Why can't Ubuntu access my Raspberry Pi across LAN?
Solution 1:
So until you had ufw
enabled with default settings on your Ubuntu machine the connection always reported Connection refused
. After you disabled the ufw
on you client the connection is established but the password is always rejected?
I would guess in that case your problem is that the 192.168.2.128
ip is routed back to your client Ubuntu machine, and actually you are connecting to the ssh
server running on your Ubuntu machine. This would explain:
Why you are able to connect from the internet.
Why your connection was rejected when the firewall was on on your Ubuntu client.
Why the connection is no more rejected with the client firewall turned off.
Why now the connection is established, but the authentication fail.
To troubleshoot this case:
Check the server's host key with
ssh -v [email protected]
both for a local and for an internet connection. Does it report the same key?Or while you are connecting from local, and you are at the prompt to type your password, from another terminal:
sudo netstat -tupan
and see if a connection is established to thesshd
on your Ubuntu.
Although this case would explain everything, but it is so weird that I have doubts that this is your problem.
Solution 2:
It's entirely possible that your ubuntu machine is getting a different network IP address than what is expected. Try the following:
- On the raspi, check its IP address with
ifconfig | grep 192.168
- on the ubuntu machine, check its IP address with
ifconfig | grep 192.168
In order to be able to talk to each other on your local network, they should both be using the same subnet - look at the third section of the IP address to see if they are. In your case, they should both be on the 192.168.2.* subnet.

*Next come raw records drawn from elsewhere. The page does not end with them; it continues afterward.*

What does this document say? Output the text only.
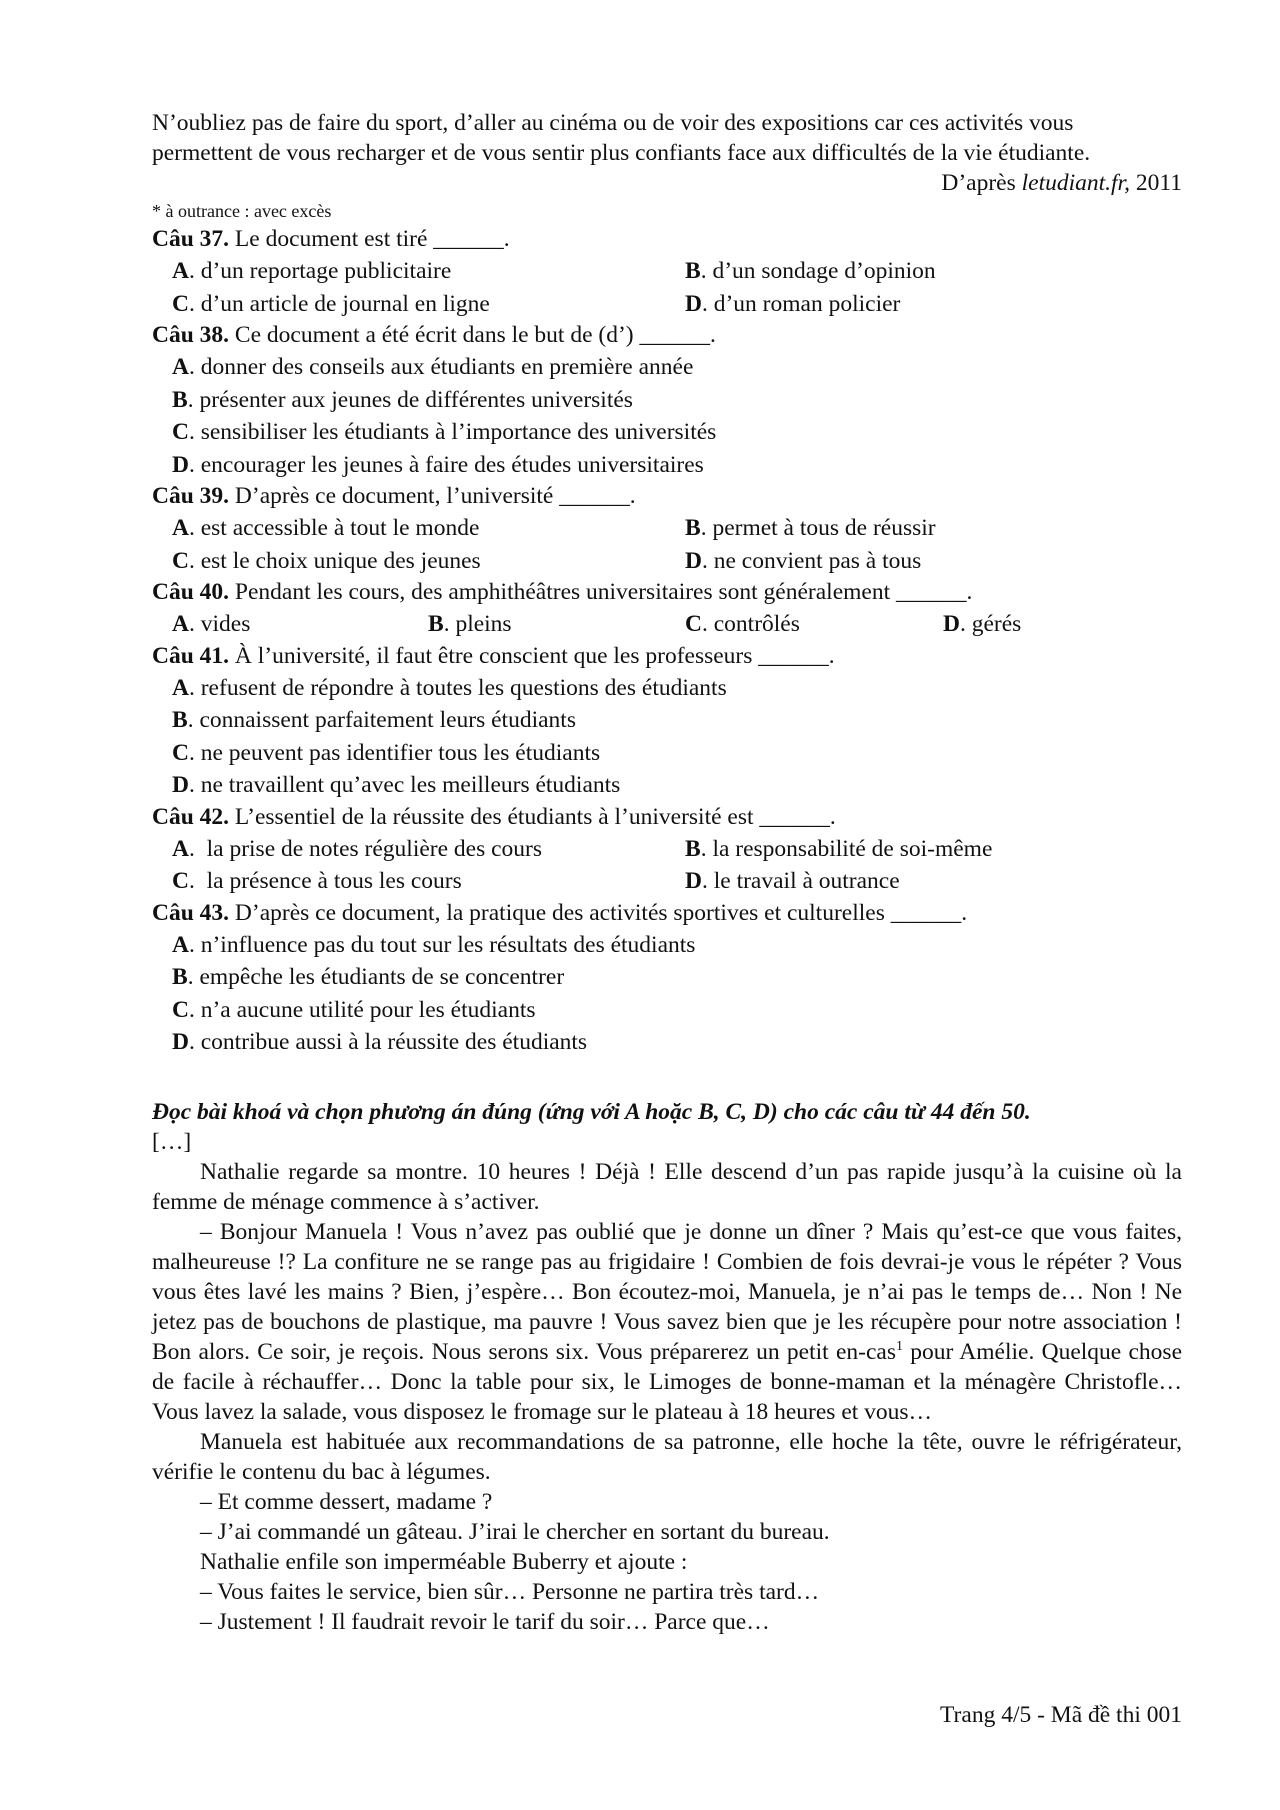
N’oubliez pas de faire du sport, d’aller au cinéma ou de voir des expositions car ces activités vous
permettent de vous recharger et de vous sentir plus confiants face aux difficultés de la vie étudiante.
D’après letudiant.fr, 2011
* à outrance : avec excès
Câu 37. Le document est tiré ______.
A. d’un reportage publicitaire	B. d’un sondage d’opinion
C. d’un article de journal en ligne	D. d’un roman policier
Câu 38. Ce document a été écrit dans le but de (d’) ______.
A. donner des conseils aux étudiants en première année
B. présenter aux jeunes de différentes universités
C. sensibiliser les étudiants à l’importance des universités
D. encourager les jeunes à faire des études universitaires
Câu 39. D’après ce document, l’université ______.
A. est accessible à tout le monde	B. permet à tous de réussir
C. est le choix unique des jeunes	D. ne convient pas à tous
Câu 40. Pendant les cours, des amphithéâtres universitaires sont généralement ______.
A. vides	B. pleins	C. contrôlés	D. gérés
Câu 41. À l’université, il faut être conscient que les professeurs ______.
A. refusent de répondre à toutes les questions des étudiants
B. connaissent parfaitement leurs étudiants
C. ne peuvent pas identifier tous les étudiants
D. ne travaillent qu’avec les meilleurs étudiants
Câu 42. L’essentiel de la réussite des étudiants à l’université est ______.
A.  la prise de notes régulière des cours	B. la responsabilité de soi-même
C.  la présence à tous les cours	D. le travail à outrance
Câu 43. D’après ce document, la pratique des activités sportives et culturelles ______.
A. n’influence pas du tout sur les résultats des étudiants
B. empêche les étudiants de se concentrer
C. n’a aucune utilité pour les étudiants
D. contribue aussi à la réussite des étudiants
Đọc bài khoá và chọn phương án đúng (ứng với A hoặc B, C, D) cho các câu từ 44 đến 50.
[…]
Nathalie regarde sa montre. 10 heures ! Déjà ! Elle descend d’un pas rapide jusqu’à la cuisine où la femme de ménage commence à s’activer.
– Bonjour Manuela ! Vous n’avez pas oublié que je donne un dîner ? Mais qu’est-ce que vous faites, malheureuse !? La confiture ne se range pas au frigidaire ! Combien de fois devrai-je vous le répéter ? Vous vous êtes lavé les mains ? Bien, j’espère… Bon écoutez-moi, Manuela, je n’ai pas le temps de… Non ! Ne jetez pas de bouchons de plastique, ma pauvre ! Vous savez bien que je les récupère pour notre association ! Bon alors. Ce soir, je reçois. Nous serons six. Vous préparerez un petit en-cas$^1$ pour Amélie. Quelque chose de facile à réchauffer… Donc la table pour six, le Limoges de bonne-maman et la ménagère Christofle… Vous lavez la salade, vous disposez le fromage sur le plateau à 18 heures et vous…
Manuela est habituée aux recommandations de sa patronne, elle hoche la tête, ouvre le réfrigérateur, vérifie le contenu du bac à légumes.
– Et comme dessert, madame ?
– J’ai commandé un gâteau. J’irai le chercher en sortant du bureau.
Nathalie enfile son imperméable Buberry et ajoute :
– Vous faites le service, bien sûr… Personne ne partira très tard…
– Justement ! Il faudrait revoir le tarif du soir… Parce que…
Trang 4/5 - Mã đề thi 001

Make sure they actually have different IP addresses too. This may seem obvious, but can happen if one of them is using DHCP and the other is set statically.
If that all checks out, then run the following command to see where your packets are supposed to be going:
route -n
Look in the output for the destination subnet that applies to your raspberry pi. There should really just be 3 rows:
Kernel IP routing table
Destination Gateway Genmask Flags Metric Ref Use Iface
0.0.0.0 192.168.0.1 0.0.0.0 UG 0 0 0 eth0
169.254.0.0 0.0.0.0 255.255.0.0 U 1000 0 0 eth0
192.168.0.0 0.0.0.0 255.255.255.0 U 1 0 0 eth0
If you have more rows or things are going to weird spots, then that's the answer.
My guess is that your ssh connection is ending up hitting a different SSH server from the one on your raspberry pi, which is why changing the ubuntu firewall affected it and your logins aren't working.